In the Fall of 1971, a 20-year-old Abdul Rahim Abu Husayn arrived at AUB as a recipient of a US AID scholarship to study English, with plans to return to Jordan and become a teacher. However, his plans would change as he would call AUB his home for the next 51 years, until he passed away at the AUB medical center from complications after a major surgery he recently underwent.
Born in Nuba, Palestine on March 1, 1951, Abdul Rahim was ranked as one of the top 10 in the Tawjihi exams, which earned him a scholarship at AUB. Having finished his BA, he pursued his masters in anthropology, after which he enrolled in the PhD program at AUB.
In 1982, Abdul Rahim completed his PhD under the guidance of his mentor and spiritual father, the great Kamal Salibi. The formed a bond that would transcend their person and become an institution at the AUB Department of History and Archeology, where Abdul Rahim joined as an instructor and moved through the academic ranks, earning a full professorship in 2002.
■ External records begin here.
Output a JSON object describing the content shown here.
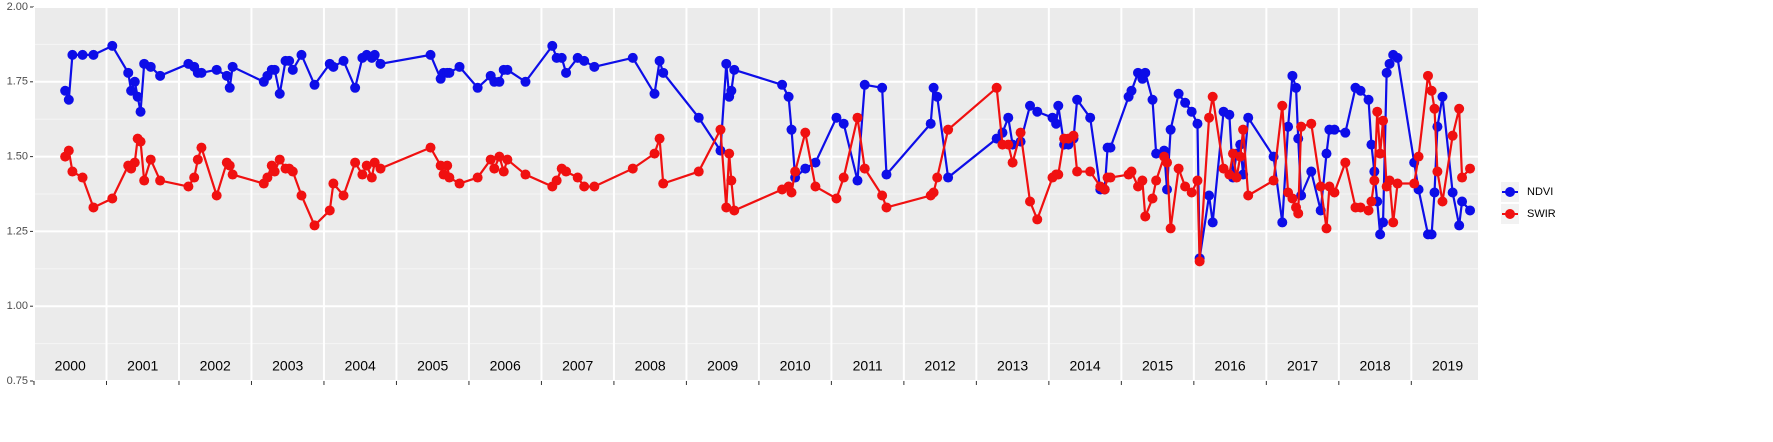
{
  "chart_data": {
    "type": "line",
    "x": [
      2000.43,
      2000.48,
      2000.53,
      2000.67,
      2000.82,
      2001.08,
      2001.3,
      2001.34,
      2001.39,
      2001.43,
      2001.47,
      2001.52,
      2001.61,
      2001.74,
      2002.13,
      2002.21,
      2002.26,
      2002.31,
      2002.52,
      2002.66,
      2002.7,
      2002.74,
      2003.17,
      2003.22,
      2003.28,
      2003.32,
      2003.39,
      2003.47,
      2003.52,
      2003.57,
      2003.69,
      2003.87,
      2004.08,
      2004.13,
      2004.27,
      2004.43,
      2004.53,
      2004.59,
      2004.66,
      2004.7,
      2004.78,
      2005.47,
      2005.61,
      2005.65,
      2005.7,
      2005.73,
      2005.87,
      2006.12,
      2006.3,
      2006.35,
      2006.42,
      2006.48,
      2006.53,
      2006.78,
      2007.15,
      2007.21,
      2007.28,
      2007.34,
      2007.5,
      2007.59,
      2007.73,
      2008.26,
      2008.56,
      2008.63,
      2008.68,
      2009.17,
      2009.47,
      2009.55,
      2009.59,
      2009.62,
      2009.66,
      2010.32,
      2010.41,
      2010.45,
      2010.5,
      2010.64,
      2010.78,
      2011.07,
      2011.17,
      2011.36,
      2011.46,
      2011.7,
      2011.76,
      2012.37,
      2012.41,
      2012.46,
      2012.61,
      2013.28,
      2013.36,
      2013.44,
      2013.5,
      2013.61,
      2013.74,
      2013.84,
      2014.05,
      2014.1,
      2014.13,
      2014.21,
      2014.27,
      2014.34,
      2014.39,
      2014.57,
      2014.71,
      2014.77,
      2014.81,
      2014.85,
      2015.1,
      2015.14,
      2015.23,
      2015.29,
      2015.33,
      2015.43,
      2015.48,
      2015.59,
      2015.63,
      2015.68,
      2015.79,
      2015.88,
      2015.97,
      2016.05,
      2016.08,
      2016.21,
      2016.26,
      2016.41,
      2016.49,
      2016.54,
      2016.59,
      2016.64,
      2016.68,
      2016.75,
      2017.1,
      2017.22,
      2017.3,
      2017.36,
      2017.41,
      2017.44,
      2017.48,
      2017.62,
      2017.75,
      2017.83,
      2017.87,
      2017.94,
      2018.09,
      2018.23,
      2018.3,
      2018.41,
      2018.45,
      2018.49,
      2018.53,
      2018.57,
      2018.61,
      2018.66,
      2018.7,
      2018.75,
      2018.81,
      2019.04,
      2019.1,
      2019.23,
      2019.28,
      2019.32,
      2019.36,
      2019.43,
      2019.57,
      2019.66,
      2019.7,
      2019.81
    ],
    "series": [
      {
        "name": "NDVI",
        "color": "#0d0de8",
        "values": [
          1.72,
          1.69,
          1.84,
          1.84,
          1.84,
          1.87,
          1.78,
          1.72,
          1.75,
          1.7,
          1.65,
          1.81,
          1.8,
          1.77,
          1.81,
          1.8,
          1.78,
          1.78,
          1.79,
          1.77,
          1.73,
          1.8,
          1.75,
          1.77,
          1.79,
          1.79,
          1.71,
          1.82,
          1.82,
          1.79,
          1.84,
          1.74,
          1.81,
          1.8,
          1.82,
          1.73,
          1.83,
          1.84,
          1.83,
          1.84,
          1.81,
          1.84,
          1.76,
          1.78,
          1.78,
          1.78,
          1.8,
          1.73,
          1.77,
          1.75,
          1.75,
          1.79,
          1.79,
          1.75,
          1.87,
          1.83,
          1.83,
          1.78,
          1.83,
          1.82,
          1.8,
          1.83,
          1.71,
          1.82,
          1.78,
          1.63,
          1.52,
          1.81,
          1.7,
          1.72,
          1.79,
          1.74,
          1.7,
          1.59,
          1.43,
          1.46,
          1.48,
          1.63,
          1.61,
          1.42,
          1.74,
          1.73,
          1.44,
          1.61,
          1.73,
          1.7,
          1.43,
          1.56,
          1.58,
          1.63,
          1.54,
          1.55,
          1.67,
          1.65,
          1.63,
          1.61,
          1.67,
          1.54,
          1.54,
          1.56,
          1.69,
          1.63,
          1.39,
          1.39,
          1.53,
          1.53,
          1.7,
          1.72,
          1.78,
          1.76,
          1.78,
          1.69,
          1.51,
          1.52,
          1.39,
          1.59,
          1.71,
          1.68,
          1.65,
          1.61,
          1.16,
          1.37,
          1.28,
          1.65,
          1.64,
          1.43,
          1.51,
          1.54,
          1.44,
          1.63,
          1.5,
          1.28,
          1.6,
          1.77,
          1.73,
          1.56,
          1.37,
          1.45,
          1.32,
          1.51,
          1.59,
          1.59,
          1.58,
          1.73,
          1.72,
          1.69,
          1.54,
          1.45,
          1.35,
          1.24,
          1.28,
          1.78,
          1.81,
          1.84,
          1.83,
          1.48,
          1.39,
          1.24,
          1.24,
          1.38,
          1.6,
          1.7,
          1.38,
          1.27,
          1.35,
          1.32
        ]
      },
      {
        "name": "SWIR",
        "color": "#f01010",
        "values": [
          1.5,
          1.52,
          1.45,
          1.43,
          1.33,
          1.36,
          1.47,
          1.46,
          1.48,
          1.56,
          1.55,
          1.42,
          1.49,
          1.42,
          1.4,
          1.43,
          1.49,
          1.53,
          1.37,
          1.48,
          1.47,
          1.44,
          1.41,
          1.43,
          1.47,
          1.45,
          1.49,
          1.46,
          1.46,
          1.45,
          1.37,
          1.27,
          1.32,
          1.41,
          1.37,
          1.48,
          1.44,
          1.47,
          1.43,
          1.48,
          1.46,
          1.53,
          1.47,
          1.44,
          1.47,
          1.43,
          1.41,
          1.43,
          1.49,
          1.46,
          1.5,
          1.45,
          1.49,
          1.44,
          1.4,
          1.42,
          1.46,
          1.45,
          1.43,
          1.4,
          1.4,
          1.46,
          1.51,
          1.56,
          1.41,
          1.45,
          1.59,
          1.33,
          1.51,
          1.42,
          1.32,
          1.39,
          1.4,
          1.38,
          1.45,
          1.58,
          1.4,
          1.36,
          1.43,
          1.63,
          1.46,
          1.37,
          1.33,
          1.37,
          1.38,
          1.43,
          1.59,
          1.73,
          1.54,
          1.54,
          1.48,
          1.58,
          1.35,
          1.29,
          1.43,
          1.44,
          1.44,
          1.56,
          1.56,
          1.57,
          1.45,
          1.45,
          1.4,
          1.39,
          1.43,
          1.43,
          1.44,
          1.45,
          1.4,
          1.42,
          1.3,
          1.36,
          1.42,
          1.5,
          1.48,
          1.26,
          1.46,
          1.4,
          1.38,
          1.42,
          1.15,
          1.63,
          1.7,
          1.46,
          1.44,
          1.51,
          1.43,
          1.5,
          1.59,
          1.37,
          1.42,
          1.67,
          1.38,
          1.36,
          1.33,
          1.31,
          1.6,
          1.61,
          1.4,
          1.26,
          1.4,
          1.38,
          1.48,
          1.33,
          1.33,
          1.32,
          1.35,
          1.42,
          1.65,
          1.51,
          1.62,
          1.4,
          1.42,
          1.28,
          1.41,
          1.41,
          1.5,
          1.77,
          1.72,
          1.66,
          1.45,
          1.35,
          1.57,
          1.66,
          1.43,
          1.46
        ]
      }
    ],
    "xlim": [
      2000,
      2019.92
    ],
    "xticks": [
      2000,
      2001,
      2002,
      2003,
      2004,
      2005,
      2006,
      2007,
      2008,
      2009,
      2010,
      2011,
      2012,
      2013,
      2014,
      2015,
      2016,
      2017,
      2018,
      2019
    ],
    "ylim": [
      0.75,
      2.0
    ],
    "yticks": [
      {
        "value": 0.75,
        "label": "0.75"
      },
      {
        "value": 1,
        "label": "1.00"
      },
      {
        "value": 1.25,
        "label": "1.25"
      },
      {
        "value": 1.5,
        "label": "1.50"
      },
      {
        "value": 1.75,
        "label": "1.75"
      },
      {
        "value": 2,
        "label": "2.00"
      }
    ],
    "yminorticks": [
      0.875,
      1.125,
      1.375,
      1.625,
      1.875
    ],
    "grid": true,
    "legend": "right"
  }
}
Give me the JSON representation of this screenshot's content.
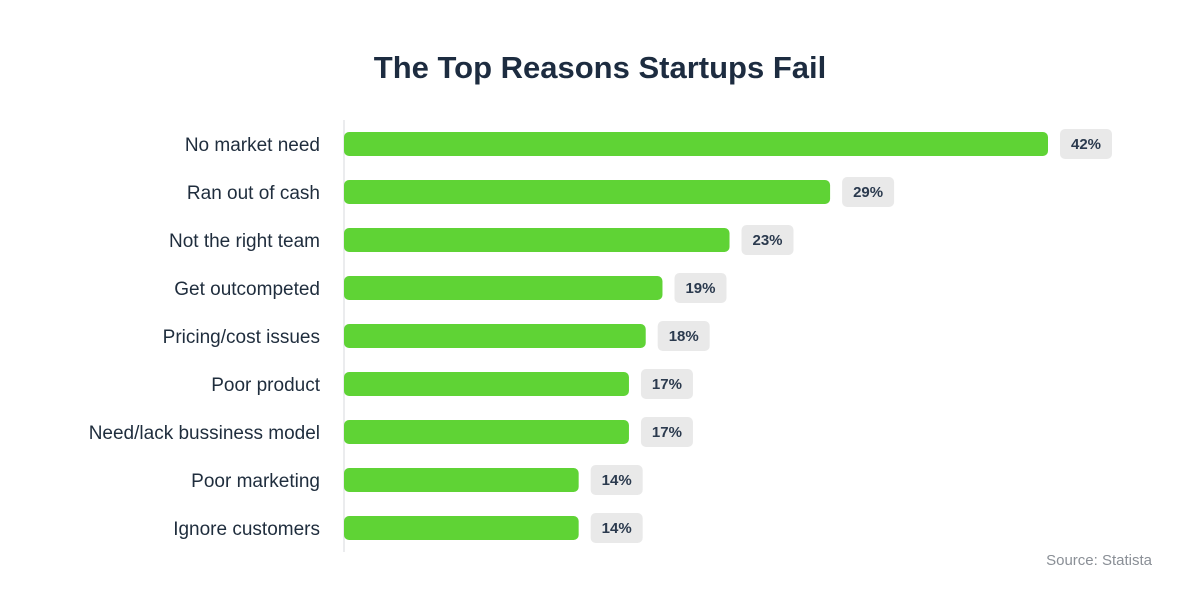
{
  "chart_data": {
    "type": "bar",
    "orientation": "horizontal",
    "title": "The Top Reasons Startups Fail",
    "categories": [
      "No market need",
      "Ran out of cash",
      "Not the right team",
      "Get outcompeted",
      "Pricing/cost issues",
      "Poor product",
      "Need/lack bussiness model",
      "Poor marketing",
      "Ignore customers"
    ],
    "values": [
      42,
      29,
      23,
      19,
      18,
      17,
      17,
      14,
      14
    ],
    "value_labels": [
      "42%",
      "29%",
      "23%",
      "19%",
      "18%",
      "17%",
      "17%",
      "14%",
      "14%"
    ],
    "unit": "%",
    "xlim": [
      0,
      42
    ],
    "grid": false,
    "legend": "none",
    "bar_color": "#5fd335",
    "label_box_color": "#e9e9e9"
  },
  "source": "Source: Statista"
}
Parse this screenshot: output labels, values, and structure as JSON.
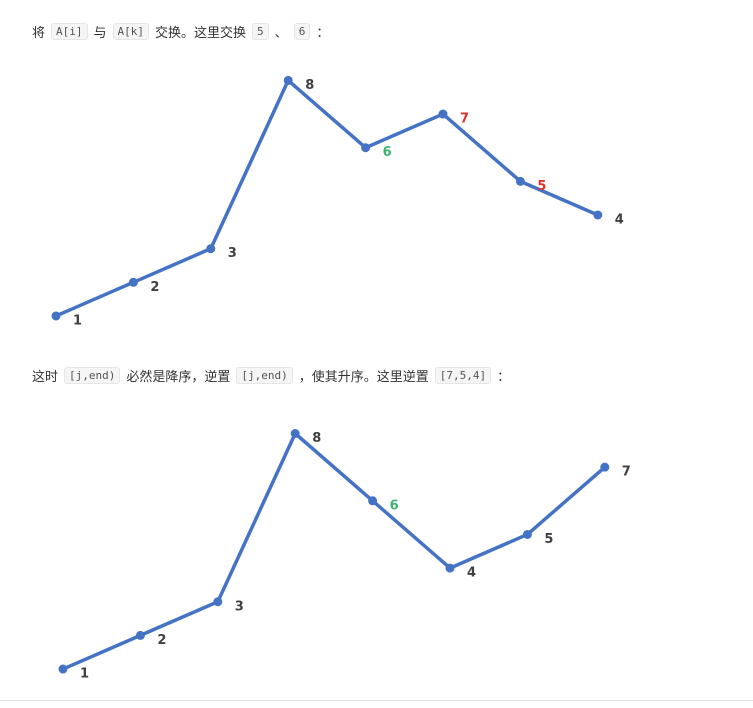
{
  "paragraphs": [
    {
      "parts": [
        {
          "text": "将"
        },
        {
          "code": "A[i]"
        },
        {
          "text": "与"
        },
        {
          "code": "A[k]"
        },
        {
          "text": "交换。这里交换"
        },
        {
          "code": "5"
        },
        {
          "text": "、"
        },
        {
          "code": "6"
        },
        {
          "text": "："
        }
      ]
    },
    {
      "parts": [
        {
          "text": "这时"
        },
        {
          "code": "[j,end)"
        },
        {
          "text": "必然是降序，逆置"
        },
        {
          "code": "[j,end)"
        },
        {
          "text": "，使其升序。这里逆置"
        },
        {
          "code": "[7,5,4]"
        },
        {
          "text": "："
        }
      ]
    }
  ],
  "chart_data": [
    {
      "type": "line",
      "values": [
        1,
        2,
        3,
        8,
        6,
        7,
        5,
        4
      ],
      "color": "#4472c4",
      "label_colors": [
        "#404040",
        "#404040",
        "#404040",
        "#404040",
        "#3cb371",
        "#e0302a",
        "#e0302a",
        "#404040"
      ]
    },
    {
      "type": "line",
      "values": [
        1,
        2,
        3,
        8,
        6,
        4,
        5,
        7
      ],
      "color": "#4472c4",
      "label_colors": [
        "#404040",
        "#404040",
        "#404040",
        "#404040",
        "#3cb371",
        "#404040",
        "#404040",
        "#404040"
      ]
    }
  ]
}
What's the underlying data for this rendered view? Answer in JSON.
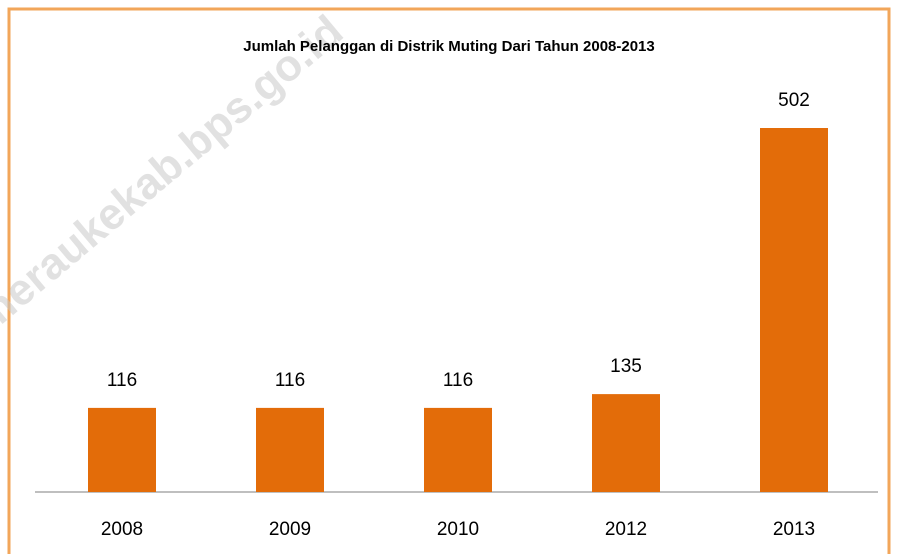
{
  "chart_data": {
    "type": "bar",
    "title": "Jumlah Pelanggan di Distrik Muting Dari Tahun 2008-2013",
    "categories": [
      "2008",
      "2009",
      "2010",
      "2012",
      "2013"
    ],
    "values": [
      116,
      116,
      116,
      135,
      502
    ],
    "color": "#e36c09",
    "watermark": "https://meraukekab.bps.go.id"
  }
}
Abu Husayn’s seminal works in the field of Ottoman studies on Lebanon and the wider region helped expand a novel school of history started by his mentor Salibi, where Abdul Rahim, innovatively using the Ottoman archives as well as other primary sources, was able to debunk and challenge many of the founding myths of the Lebanese republic and present new revisionist theories for other students of history to pursue and explore. His many students referred to him as Mouallam (teacher), a title he inherited from his mentor Kamal Salibi, a testimony of their gravity and humanistic contributions.
Abu Husayn’s books and many journal articles, as well as lectures, provided the students in the field and different readers the opportunity to venture into the mind of a humble scholar whose simple manipulation of the English language and unfathomable mastery in the field of historical research was magically inviting.
Throughout his 40 years of teaching at AUB and as a visiting scholar in a number of prestigious universities, Abdul Rahim taught thousands of students from different disciplines, many of which still remember his pleasant demeanor, and his enjoyable teaching skills. As a teacher and as a mentor, Abu Husayn nurtured and trained a new generation of scholars who used his vast knowledge and his network to move into the professional field both in the region and beyond.
In 2013, he was inducted as an honorary member of the Turkish Historical Society, an honor which is held by a select few in the field of Turkish and Ottoman studies.
Upon the completion of his, PhD his mentor Kamal Salibi stated that “humility is the most prized virtue amongst scholars,” a lesson which Abdul Rahim practiced throughout his personal and academic ventures.
Meeting Abdul Rahim on campus one would always be greeted with his meek and boyish smile and his limitless honesty. Lebanon, the AUB community, his family and his friends and students have lost a gentle, kind, generous soul and a colossal scholar whose dedication to and love for AUB helped preserve its legacy through both the bad and the good days.